W okresie zimowym końcowy odcinek malowniczej trasy został zamknięty (i to dosłownie) przez gospodarza obiektu, który na pamiątkowej bramie (sam Eugeniusz Kwiatkowski, słynny budowniczy portu w Gdyni, ją - przed drugą wojną światową – uroczyście otwierał) założył gustowny łańcuch.
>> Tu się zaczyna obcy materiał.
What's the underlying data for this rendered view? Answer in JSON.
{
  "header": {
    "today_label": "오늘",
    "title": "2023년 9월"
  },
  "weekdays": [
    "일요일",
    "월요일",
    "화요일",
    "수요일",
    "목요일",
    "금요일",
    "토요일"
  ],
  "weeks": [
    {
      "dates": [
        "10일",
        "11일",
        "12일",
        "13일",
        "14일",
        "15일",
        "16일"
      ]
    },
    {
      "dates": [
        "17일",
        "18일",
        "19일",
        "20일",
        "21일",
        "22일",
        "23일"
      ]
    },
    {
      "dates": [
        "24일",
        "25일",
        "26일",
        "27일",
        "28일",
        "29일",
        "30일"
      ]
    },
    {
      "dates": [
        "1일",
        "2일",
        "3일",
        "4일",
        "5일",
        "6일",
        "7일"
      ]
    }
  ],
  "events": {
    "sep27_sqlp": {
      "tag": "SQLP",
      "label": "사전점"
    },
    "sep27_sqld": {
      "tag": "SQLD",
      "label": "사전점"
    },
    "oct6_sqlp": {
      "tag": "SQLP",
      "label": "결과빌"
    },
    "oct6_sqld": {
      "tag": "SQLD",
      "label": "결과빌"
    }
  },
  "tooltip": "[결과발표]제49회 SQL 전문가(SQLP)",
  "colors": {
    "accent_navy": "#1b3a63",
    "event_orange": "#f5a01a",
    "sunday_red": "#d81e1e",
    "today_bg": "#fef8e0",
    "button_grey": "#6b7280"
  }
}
Gdyńska straż pożarna wzbogaciła się o nowoczesne drabiny, którymi można ratować mieszkańców z najwyższych budynków, zatem jedną z już zbędnych drabinek, wspaniałomyślnie postanowiono wesprzeć ową legendarną bramę, spinając oba jej skrzydła, aby żadne nagłe szkwały nie otworzyły jej przed kolejnym letnim sezonem.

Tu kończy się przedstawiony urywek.